I don't watch much television.
Because I don't have a television to watch. I get a huge kick out of saying "I don't watch much TV," when someone asks me if I've seen a particular show. "Oh, I don't either. There are just a few shows that I'm into," people respond quickly. Apparently most people think I must be morally opposed. But it's not that.
When Brian and I moved in together after college, it didn't really occur to us to get a television at first. Neither of us had watched a lot of television while we were in school, so there weren't shows we missed. I could listen to Giants games on the radio. Brian didn't seem to miss watching Lakers games. It wasn't some "kill your TV" kind of attitude; I simply didn't feel the need. I suppose the fact that we were living in Santa Cruz at the time didn't hurt either. We knew lots of people that didn't bother with TV, and people didn't seem to think it was weird that we didn't have one. Or maybe they just didn't say anything.

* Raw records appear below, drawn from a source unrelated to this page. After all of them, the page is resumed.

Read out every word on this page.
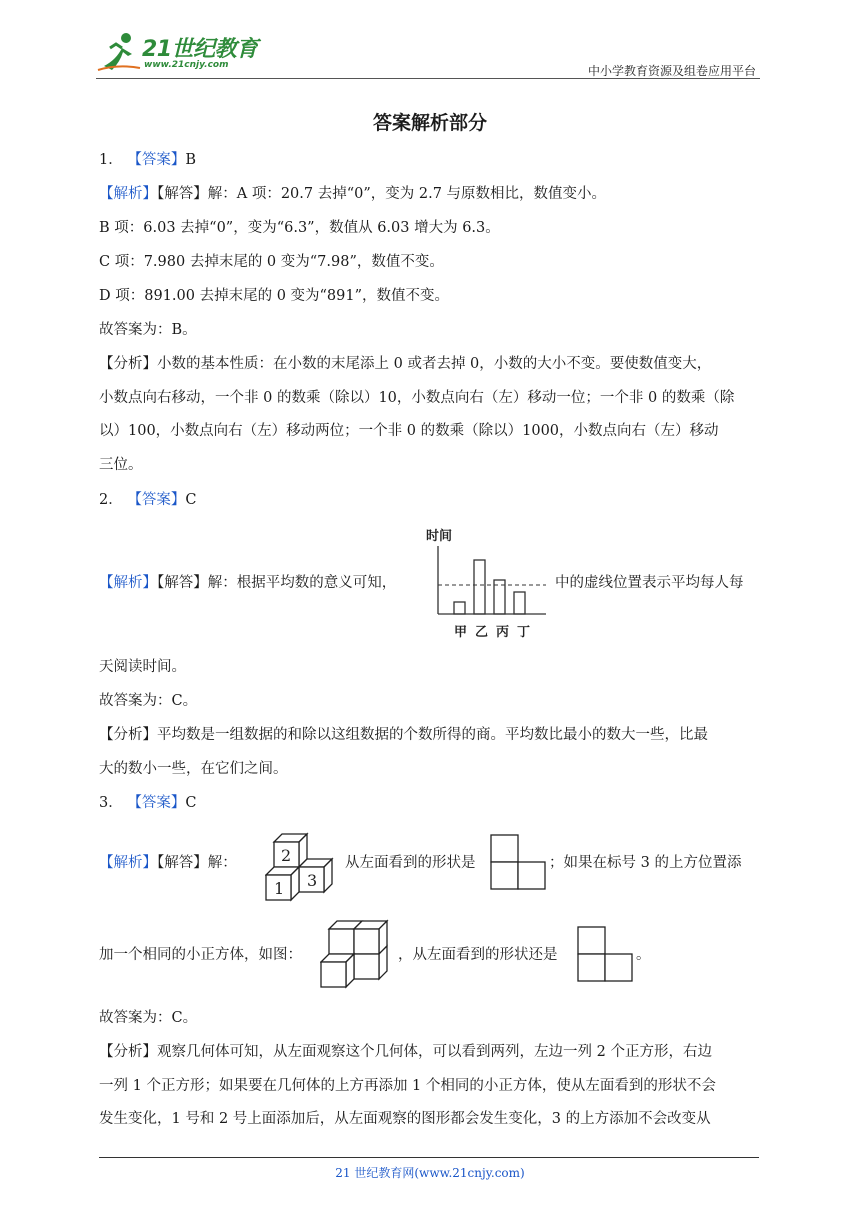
21世纪教育
www.21cnjy.com	中小学教育资源及组卷应用平台
答案解析部分
1． 【答案】B
【解析】【解答】解：A 项：20.7 去掉“0”，变为 2.7 与原数相比，数值变小。
B 项：6.03 去掉“0”，变为“6.3”，数值从 6.03 增大为 6.3。
C 项：7.980 去掉末尾的 0 变为“7.98”，数值不变。
D 项：891.00 去掉末尾的 0 变为“891”，数值不变。
故答案为：B。
【分析】小数的基本性质：在小数的末尾添上 0 或者去掉 0，小数的大小不变。要使数值变大，
小数点向右移动，一个非 0 的数乘（除以）10，小数点向右（左）移动一位；一个非 0 的数乘（除
以）100，小数点向右（左）移动两位；一个非 0 的数乘（除以）1000，小数点向右（左）移动
三位。
2． 【答案】C
【解析】【解答】解：根据平均数的意义可知，	中的虚线位置表示平均每人每
时间
甲 乙 丙 丁
天阅读时间。
故答案为：C。
【分析】平均数是一组数据的和除以这组数据的个数所得的商。平均数比最小的数大一些，比最
大的数小一些，在它们之间。
3． 【答案】C
【解析】【解答】解：	2
1 3
从左面看到的形状是	；如果在标号 3 的上方位置添
加一个相同的小正方体，如图：	，从左面看到的形状还是	。
故答案为：C。
【分析】观察几何体可知，从左面观察这个几何体，可以看到两列，左边一列 2 个正方形，右边
一列 1 个正方形；如果要在几何体的上方再添加 1 个相同的小正方体，使从左面看到的形状不会
发生变化，1 号和 2 号上面添加后，从左面观察的图形都会发生变化，3 的上方添加不会改变从
21 世纪教育网(www.21cnjy.com)
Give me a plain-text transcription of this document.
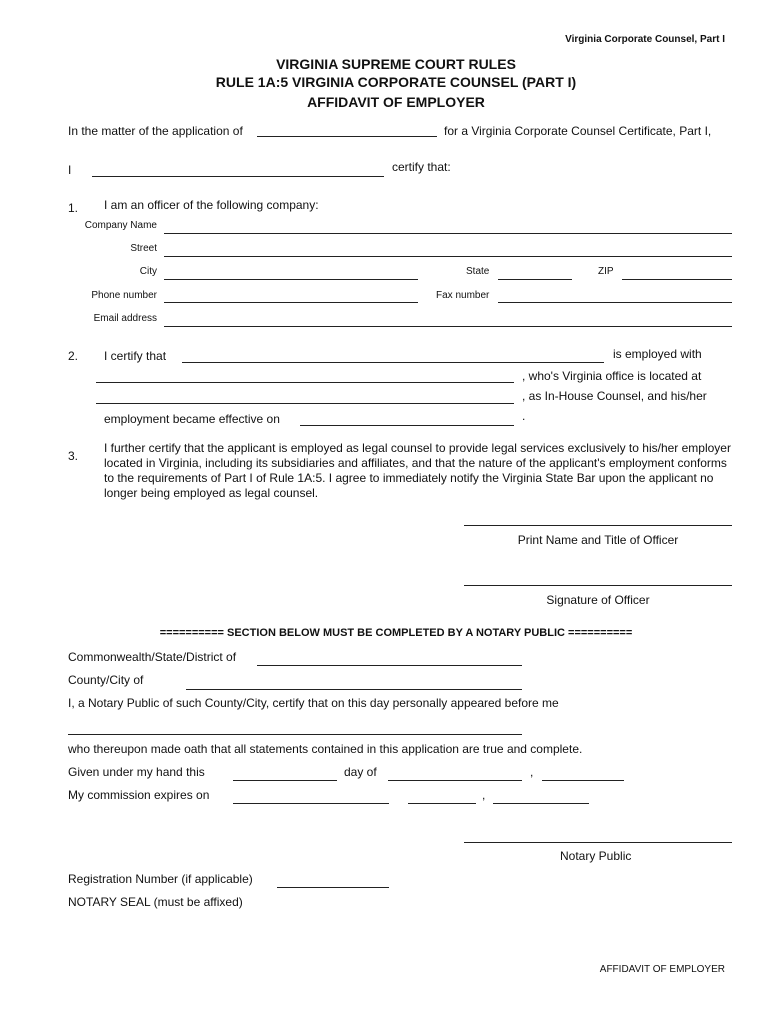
Virginia Corporate Counsel, Part I
VIRGINIA SUPREME COURT RULES
RULE 1A:5 VIRGINIA CORPORATE COUNSEL (PART I)
AFFIDAVIT OF EMPLOYER
In the matter of the application of	for a Virginia Corporate Counsel Certificate, Part I,
I	certify that:
1. I am an officer of the following company:
Company Name
Street
City	State	ZIP
Phone number	Fax number
Email address
2. I certify that	is employed with
, who's Virginia office is located at
, as In-House Counsel, and his/her
employment became effective on	.
3.
I further certify that the applicant is employed as legal counsel to provide legal services exclusively to his/her employer located in Virginia, including its subsidiaries and affiliates, and that the nature of the applicant's employment conforms to the requirements of Part I of Rule 1A:5. I agree to immediately notify the Virginia State Bar upon the applicant no longer being employed as legal counsel.
Print Name and Title of Officer
Signature of Officer
========== SECTION BELOW MUST BE COMPLETED BY A NOTARY PUBLIC ==========
Commonwealth/State/District of
County/City of
I, a Notary Public of such County/City, certify that on this day personally appeared before me
who thereupon made oath that all statements contained in this application are true and complete.
Given under my hand this	day of	,
My commission expires on	,
Notary Public
Registration Number (if applicable)
NOTARY SEAL (must be affixed)
AFFIDAVIT OF EMPLOYER
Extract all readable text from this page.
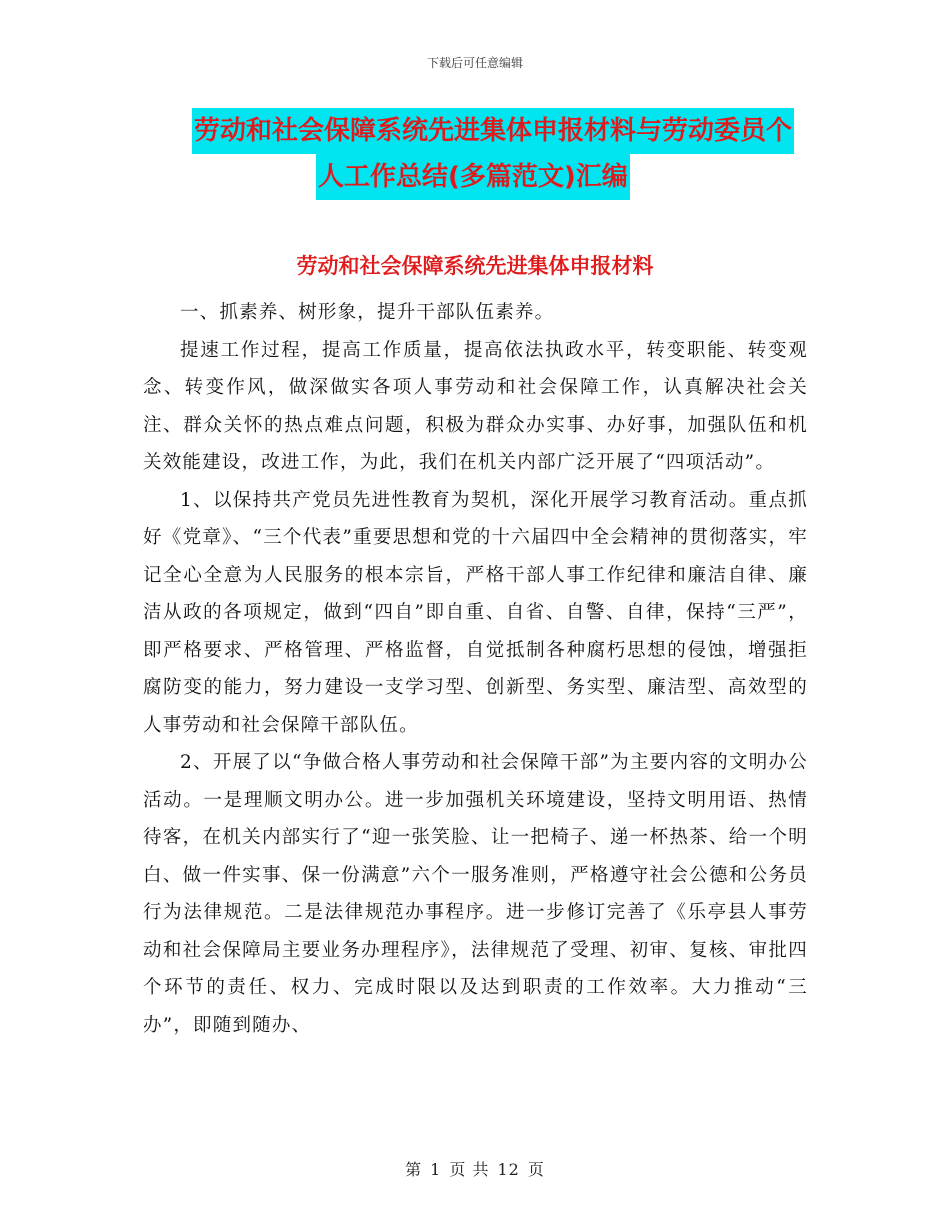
下载后可任意编辑
劳动和社会保障系统先进集体申报材料与劳动委员个
人工作总结(多篇范文)汇编
劳动和社会保障系统先进集体申报材料

一、抓素养、树形象，提升干部队伍素养。

提速工作过程，提高工作质量，提高依法执政水平，转变职能、转变观念、转变作风，做深做实各项人事劳动和社会保障工作，认真解决社会关注、群众关怀的热点难点问题，积极为群众办实事、办好事，加强队伍和机关效能建设，改进工作，为此，我们在机关内部广泛开展了“四项活动”。

1、以保持共产党员先进性教育为契机，深化开展学习教育活动。重点抓好《党章》、“三个代表”重要思想和党的十六届四中全会精神的贯彻落实，牢记全心全意为人民服务的根本宗旨，严格干部人事工作纪律和廉洁自律、廉洁从政的各项规定，做到“四自”即自重、自省、自警、自律，保持“三严”，即严格要求、严格管理、严格监督，自觉抵制各种腐朽思想的侵蚀，增强拒腐防变的能力，努力建设一支学习型、创新型、务实型、廉洁型、高效型的人事劳动和社会保障干部队伍。

2、开展了以“争做合格人事劳动和社会保障干部”为主要内容的文明办公活动。一是理顺文明办公。进一步加强机关环境建设，坚持文明用语、热情待客，在机关内部实行了“迎一张笑脸、让一把椅子、递一杯热茶、给一个明白、做一件实事、保一份满意”六个一服务准则，严格遵守社会公德和公务员行为法律规范。二是法律规范办事程序。进一步修订完善了《乐亭县人事劳动和社会保障局主要业务办理程序》，法律规范了受理、初审、复核、审批四个环节的责任、权力、完成时限以及达到职责的工作效率。大力推动“三办”，即随到随办、

第 1 页 共 12 页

When we moved to Washington and I started grad school, if I admitted I didn't have a TV people thought it was weird. People here are more likely to ask why we don't have a TV set, and while I was in school, I would say, "Because I would just watch it when I'm supposed to be studying." It's true, too. When I travel for work, one of the first things I do when I get into my hotel room in the evening is turn on the TV. Maybe it's only because I like the noise to fill up the empty room, but I'm afraid that's what I'd do at home too. Most of the time I can't find much I'm interested in (although there's always an episode of Friends or Seinfeld on one station or another), but it doesn't take long before I'm totally sucked in.
Most of the time I still don't miss having easy access to television. During big sports events like the World Series or March Madness, we can walk down the street to the brewery to watch the games. Having gone to school for public policy, I have plenty of friends who were having groups of friends over to watch the debates in 2004. We joined Netflix and can watch movies on our computer.
This week I started wondering about our decision, though. It never occurred to me that when we had kids we might get a television. It's not something we talked about. But then I read about Grace Davis's suggestion to write about the books, music, movies, and television shows we want to share with our kids in honor of the 37th anniversary of Sesame Street. Instead of thinking of my favorite books (A Wrinkle in Time! The Little House books! Ramona!) or of the fantastic children's music I've added to my Amazon.com wish list, I immediately thought, "We have to get a TV so Sticky can watch Mr. Rogers." Because as much as the Sesame Street theme song makes me smile and in spite of my love of Big Bird, I have my fondest childhood TV memories of watching Mr. Rogers. Can I deny Sticky the happy routine of watching Mr. Rogers change into sneakers and cardigan (always hoping it's the red cardigan today)? The Trolley-Trolley music? The reassuring voice addressing him directly?
We may end up revisiting our decision. Perhaps Brian can create some sort of TV set that only gets Sesame Street and Mr. Rogers. But maybe that's not necessary. Looks like Netflix has several Mr. Rogers DVDs to choose from.